Somewhere ahead, probably no more than three meters away, are the taillights of a Land Rover LR3 like the one I'm driving, just like the one that won Motor Trend's 2005 Sport/Utility of the Year. But I've lost sight of them again behind a curtain of snow blasting sideways at 90 mph, and for the moment I'm cut off from the rest of the world. Suddenly the taillights reappear; looks like our convoy has stopped again. Perhaps the lead LR3 has fallen into a volcano.
Iceland, home to glaciers, fjords, black-sand beaches, geothermal springs, pop-star/fashion-comic Bjoerk, and one of the world's most unpronounceable languages (it sounds like Swedish spoken after half a bottle of Jack Daniel's), is burdened with an unfair reputation. Most people who haven't been here think it's, well, icy. Parts of it are, but thanks to the warm North Atlantic current, in general Iceland's winter climate is more temperate than New York City's--and the country's 297,000 citizens are warmer in temperament, too.
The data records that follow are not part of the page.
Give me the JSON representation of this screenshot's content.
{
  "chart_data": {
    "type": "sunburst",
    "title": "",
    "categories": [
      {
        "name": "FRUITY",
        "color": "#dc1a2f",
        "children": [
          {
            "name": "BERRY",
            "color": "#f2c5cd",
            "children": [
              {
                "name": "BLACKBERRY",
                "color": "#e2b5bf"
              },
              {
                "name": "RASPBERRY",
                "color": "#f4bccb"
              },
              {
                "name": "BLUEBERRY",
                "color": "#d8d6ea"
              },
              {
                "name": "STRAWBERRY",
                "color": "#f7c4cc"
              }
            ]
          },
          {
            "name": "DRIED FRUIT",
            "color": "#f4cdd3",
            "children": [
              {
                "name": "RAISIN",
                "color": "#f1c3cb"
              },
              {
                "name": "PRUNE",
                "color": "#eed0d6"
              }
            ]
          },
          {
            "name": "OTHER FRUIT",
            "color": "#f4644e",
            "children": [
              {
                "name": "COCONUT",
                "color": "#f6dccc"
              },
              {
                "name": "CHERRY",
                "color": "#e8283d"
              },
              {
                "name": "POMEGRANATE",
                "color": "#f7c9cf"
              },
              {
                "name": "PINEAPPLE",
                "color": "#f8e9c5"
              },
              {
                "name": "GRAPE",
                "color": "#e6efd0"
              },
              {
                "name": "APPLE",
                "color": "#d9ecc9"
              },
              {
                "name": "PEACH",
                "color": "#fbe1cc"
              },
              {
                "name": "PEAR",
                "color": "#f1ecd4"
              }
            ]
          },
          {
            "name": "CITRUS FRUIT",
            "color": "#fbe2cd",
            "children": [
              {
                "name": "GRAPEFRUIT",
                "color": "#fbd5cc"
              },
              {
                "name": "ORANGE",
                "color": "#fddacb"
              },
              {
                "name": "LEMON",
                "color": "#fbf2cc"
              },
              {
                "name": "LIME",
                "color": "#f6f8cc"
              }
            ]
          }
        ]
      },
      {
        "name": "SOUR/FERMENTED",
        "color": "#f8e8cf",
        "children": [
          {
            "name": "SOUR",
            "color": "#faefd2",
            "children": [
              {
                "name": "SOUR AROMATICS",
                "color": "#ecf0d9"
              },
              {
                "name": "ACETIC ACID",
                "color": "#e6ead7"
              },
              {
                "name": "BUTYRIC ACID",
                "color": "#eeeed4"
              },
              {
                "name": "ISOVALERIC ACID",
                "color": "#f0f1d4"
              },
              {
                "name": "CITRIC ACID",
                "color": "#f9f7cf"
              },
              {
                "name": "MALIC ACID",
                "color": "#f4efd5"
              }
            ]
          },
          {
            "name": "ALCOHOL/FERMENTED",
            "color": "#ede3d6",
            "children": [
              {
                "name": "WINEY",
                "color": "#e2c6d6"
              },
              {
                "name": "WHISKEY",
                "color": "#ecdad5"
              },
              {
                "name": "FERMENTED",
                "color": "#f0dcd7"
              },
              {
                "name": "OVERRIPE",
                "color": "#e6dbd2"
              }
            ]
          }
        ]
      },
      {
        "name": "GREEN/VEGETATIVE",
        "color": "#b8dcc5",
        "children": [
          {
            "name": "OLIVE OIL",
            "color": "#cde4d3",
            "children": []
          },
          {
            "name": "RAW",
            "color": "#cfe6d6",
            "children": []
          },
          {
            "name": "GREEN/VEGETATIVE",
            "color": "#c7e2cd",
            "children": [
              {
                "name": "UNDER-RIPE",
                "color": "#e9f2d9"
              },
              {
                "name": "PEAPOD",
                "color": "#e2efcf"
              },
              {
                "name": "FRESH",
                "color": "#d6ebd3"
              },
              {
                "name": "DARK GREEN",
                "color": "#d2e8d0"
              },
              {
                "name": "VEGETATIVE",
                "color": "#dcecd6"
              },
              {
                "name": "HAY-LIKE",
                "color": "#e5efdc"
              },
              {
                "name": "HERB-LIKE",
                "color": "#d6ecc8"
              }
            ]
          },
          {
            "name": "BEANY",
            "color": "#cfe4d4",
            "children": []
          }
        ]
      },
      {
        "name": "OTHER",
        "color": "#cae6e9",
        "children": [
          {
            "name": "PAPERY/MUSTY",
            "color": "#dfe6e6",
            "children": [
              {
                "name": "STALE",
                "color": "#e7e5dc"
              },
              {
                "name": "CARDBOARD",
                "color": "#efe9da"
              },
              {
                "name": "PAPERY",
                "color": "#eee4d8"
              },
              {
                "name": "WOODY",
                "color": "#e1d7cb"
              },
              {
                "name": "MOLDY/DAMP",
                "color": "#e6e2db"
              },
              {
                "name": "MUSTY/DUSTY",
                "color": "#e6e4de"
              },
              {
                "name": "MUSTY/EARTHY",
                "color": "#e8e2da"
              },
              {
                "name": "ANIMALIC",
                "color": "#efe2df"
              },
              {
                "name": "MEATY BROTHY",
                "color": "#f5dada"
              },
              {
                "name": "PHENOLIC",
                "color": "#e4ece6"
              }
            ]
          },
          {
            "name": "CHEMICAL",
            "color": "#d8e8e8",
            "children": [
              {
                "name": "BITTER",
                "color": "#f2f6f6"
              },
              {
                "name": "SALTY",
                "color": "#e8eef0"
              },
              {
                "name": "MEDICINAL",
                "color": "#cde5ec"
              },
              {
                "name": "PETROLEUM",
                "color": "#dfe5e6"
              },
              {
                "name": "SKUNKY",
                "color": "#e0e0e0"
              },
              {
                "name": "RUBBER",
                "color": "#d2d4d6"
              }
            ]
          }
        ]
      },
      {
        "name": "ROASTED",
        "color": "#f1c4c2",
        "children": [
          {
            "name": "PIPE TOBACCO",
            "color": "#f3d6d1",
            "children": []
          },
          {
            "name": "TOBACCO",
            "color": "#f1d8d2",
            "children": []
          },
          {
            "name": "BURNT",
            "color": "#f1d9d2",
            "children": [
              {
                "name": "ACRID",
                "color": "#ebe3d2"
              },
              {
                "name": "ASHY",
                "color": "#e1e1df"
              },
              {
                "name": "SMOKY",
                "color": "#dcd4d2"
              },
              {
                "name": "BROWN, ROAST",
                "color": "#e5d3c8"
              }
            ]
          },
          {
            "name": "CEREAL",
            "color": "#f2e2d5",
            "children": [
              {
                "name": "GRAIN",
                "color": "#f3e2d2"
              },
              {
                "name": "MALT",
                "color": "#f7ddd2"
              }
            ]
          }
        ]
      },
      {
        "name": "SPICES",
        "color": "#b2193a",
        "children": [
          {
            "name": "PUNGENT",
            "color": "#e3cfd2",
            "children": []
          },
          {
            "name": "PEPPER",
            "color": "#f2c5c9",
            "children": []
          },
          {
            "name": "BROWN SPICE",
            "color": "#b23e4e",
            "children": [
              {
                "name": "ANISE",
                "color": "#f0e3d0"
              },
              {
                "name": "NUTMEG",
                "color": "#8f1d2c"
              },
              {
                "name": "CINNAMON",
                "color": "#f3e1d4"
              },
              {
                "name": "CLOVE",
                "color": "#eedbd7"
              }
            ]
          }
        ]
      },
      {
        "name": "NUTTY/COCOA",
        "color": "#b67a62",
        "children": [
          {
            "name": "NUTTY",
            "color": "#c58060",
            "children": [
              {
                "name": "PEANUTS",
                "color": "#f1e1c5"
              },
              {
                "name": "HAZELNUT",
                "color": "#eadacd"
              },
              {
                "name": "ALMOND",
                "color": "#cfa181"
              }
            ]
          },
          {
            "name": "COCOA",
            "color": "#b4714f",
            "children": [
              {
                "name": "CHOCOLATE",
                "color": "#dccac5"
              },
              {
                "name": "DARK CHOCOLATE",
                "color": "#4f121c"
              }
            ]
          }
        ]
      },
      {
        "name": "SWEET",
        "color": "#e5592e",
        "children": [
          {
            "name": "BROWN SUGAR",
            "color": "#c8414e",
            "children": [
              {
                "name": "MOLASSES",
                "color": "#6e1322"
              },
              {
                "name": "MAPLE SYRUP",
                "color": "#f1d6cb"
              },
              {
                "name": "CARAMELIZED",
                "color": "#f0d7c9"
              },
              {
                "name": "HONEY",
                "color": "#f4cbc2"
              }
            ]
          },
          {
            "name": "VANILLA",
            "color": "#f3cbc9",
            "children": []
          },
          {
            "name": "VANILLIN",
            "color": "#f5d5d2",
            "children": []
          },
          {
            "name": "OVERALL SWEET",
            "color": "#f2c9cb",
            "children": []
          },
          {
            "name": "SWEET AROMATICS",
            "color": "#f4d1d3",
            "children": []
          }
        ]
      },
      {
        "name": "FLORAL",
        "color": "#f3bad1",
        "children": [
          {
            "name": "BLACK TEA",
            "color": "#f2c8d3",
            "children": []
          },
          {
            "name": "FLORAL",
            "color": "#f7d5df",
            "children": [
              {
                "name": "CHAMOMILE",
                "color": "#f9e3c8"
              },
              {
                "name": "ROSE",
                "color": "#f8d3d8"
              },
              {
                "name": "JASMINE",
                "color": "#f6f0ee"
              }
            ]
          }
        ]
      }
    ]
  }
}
The difference is, when the occasional blizzard hits Manhattan, the generally preferred emergency procedure is to tell your cab driver to drop you at the Carlyle Hotel for a snifter of Macallan. But when a blizzard roars into Iceland's remote, primordial Highlands, where it's found us, you either stay firmly glued to the taillights crawling along ahead of you, or you start perusing the dinner recipes in the Donner Party Cookbook.
Instead of staying home and munching tofu sprouts by the pool in sunny L.A., I've come to Iceland to join up with a Land Rover Experience expedition, a team of professional off-road guides who lead adventure-seekers on high-octane SUV drives all over the world. Our expedition started under a benevolent blue sky: three hours by highway southeast out of Reykjavik, then off-road across Iceland's vast lunar landscape (this is where the Apollo moonwalkers trained), up snow-covered slopes, through several deep-river crossings, and finally to an overnight stop at the isolated cabins and hot springs of Landmannalaugar, an Icelandic word for "journalists who forget to bring their trunks swim naked." At least I enjoyed the view (in the sky): Northern Lights glowing on the horizon, Milky Way shimmering above, shooting stars crisscrossing the cloudless void. Sleep came easy that night.
We awoke to a white-out. "Afraid I have to cancel all of today's planned activities," said expedition leader David Sneath to the group at dawn. "Our objective now is just to make it back to the main road." The words "with our lives and all of our limbs" would've been redundant.
That was nine hours ago. Since then we've traveled less than a half-mile, probably getting us out of the Landmannalaugar parking lot. The arrow on the GPS screen has moved, but mostly in circles. Every time one of us climbs out of the vehicle to scrape the windshield--which freezes solid every five minutes or so--the howling wind tries to tear the door off its hinges.
But we have it good compared with Sneath and his crew, who are out there in the storm, walking with sticks to gauge snow-drift depth before we forge ahead, 25 meters at a time. And we're all getting stuck, slowing us down even more as we stop frequently to hook up tow ropes and snatch each other out. A few hours later, the sun sets, and all any of us can see is what's lit up by the headlights. And that's all white. Pass the cookbook, please.
It's nearly 2 a.m., after 18 hours of creeping along, digging each other out, tip-toeing down icy grades, refueling with jerry cans, and just sitting still while we all figure out what to do next, when we finally make it back to the main road--a testament to the super-capable LR3 and to Sneath's tenacious team.
Our dinner is hot soup. Vegetarian, thankfully.